飛び級すると土台が安定せず崩れるので、順番に育てていく視点を大事にしてください。
発達のピラミッドから、どこにアプローチするかが見えてくる
では実際に、読み書きが苦手なお子さんは、どこにつまづいているかを、みてあげましょう。
姿勢は維持できるけれども、④指先の器用さに欠ける場合は、④へのアプローチを考えます。
首が安定せずに眼球運動が苦手な場合は、ネックピローを首に巻いて首を安定させた上で、文字を読む練習をするもの効果的です。
発達のピラミッドをヒントに、どこから土台を積みかさね直そうか、考えてみてください。
悩んだときは、歯科医院をはじめとして、発達のサポートをしている場所が沢山あります。
小児科医さん、言語聴覚士さん、理学療法士さんにおつなぎすることも可能ですから、是非ご相談くださいね。
なぜ歯科で発達をサポートするのか
小さなお子さんが歯科医院に来られるのですが、椅子に座って寝ころぶことが、初めは難しいケースが多いですよね。
でも、次第に寝ころぶことができるようになります。
これは、発達ピラミッドの①固有感覚、前庭覚の発達がなければ難しいことだと、気づいたのがきっかけで、私が興味を持ちました。
さらに、お口というのは体の中でも一番デリケートで、プライベートゾーンで、敏感です。
小さなころから歯医者さんに通い、お口を触られ慣れているお子さんは、触覚がしっかり育ているので、ノドチンコまで触れても平気なお子さんも多いです。
さらに赤ちゃん歯科をはじめて、ベビーマッサージやお口のマッサージを積極的に行っている赤ちゃんは、その後成長して姿勢を整える力がしっかり育っていると感じることも多いです。

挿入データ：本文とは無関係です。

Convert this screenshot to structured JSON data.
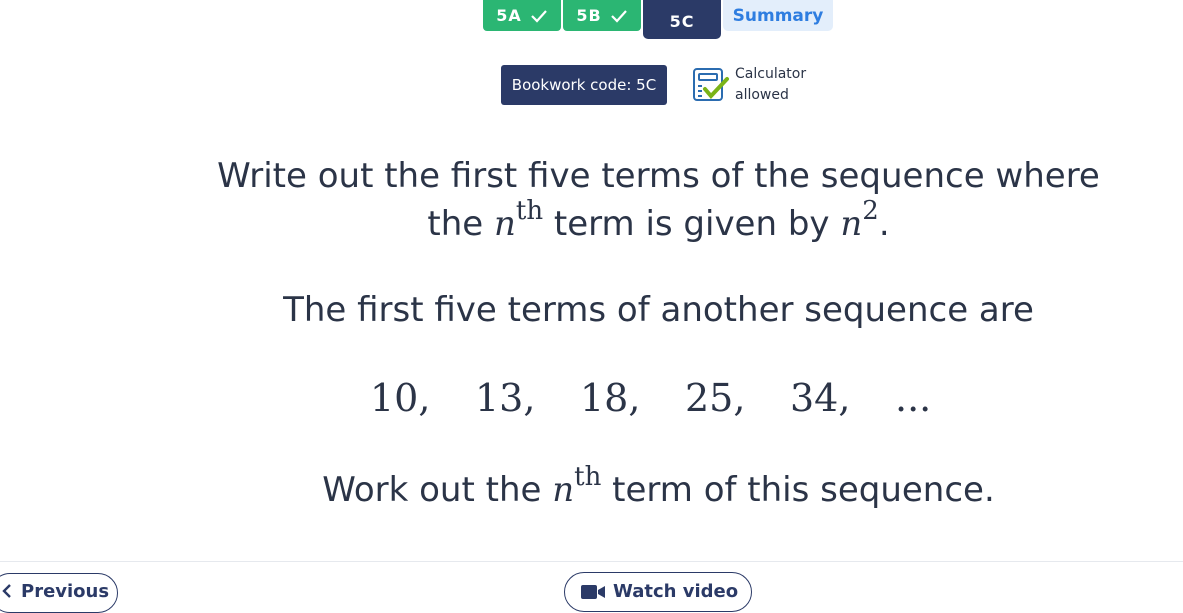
{
  "tabs": {
    "t5a": "5A",
    "t5b": "5B",
    "t5c": "5C",
    "summary": "Summary"
  },
  "bookwork": "Bookwork code: 5C",
  "calculator": {
    "line1": "Calculator",
    "line2": "allowed"
  },
  "question": {
    "part1_line1": "Write out the first five terms of the sequence where",
    "part1_line2_a": "the ",
    "n": "n",
    "th": "th",
    "part1_line2_b": " term is given by ",
    "power": "2",
    "period": ".",
    "part2": "The first five terms of another sequence are",
    "sequence": [
      "10,",
      "13,",
      "18,",
      "25,",
      "34,",
      "..."
    ],
    "part3_a": "Work out the ",
    "part3_b": " term of this sequence."
  },
  "nav": {
    "previous": "Previous",
    "watch_video": "Watch video"
  },
  "colors": {
    "done": "#2bb673",
    "current": "#2b3a67",
    "summary_bg": "#e3eefb",
    "summary_text": "#2e7de0"
  }
}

つまり、早い段階からお口を育てることをきっかけに、体の土台作りをできるのが歯科医院の役割の一つだと、実感しています。
発達の土台、体の土台作りができると、その後の生きやすさにもつながると考えています。
歯が生えてから歯医者さん!ではなく、赤ちゃんが産まれたら歯医者さん!さらに、赤ちゃんが産まれる前のマタニティー期から歯医者さん!が常識になるように、今後も発信していきます。
最後まで読んで下さり、ありがとうございました。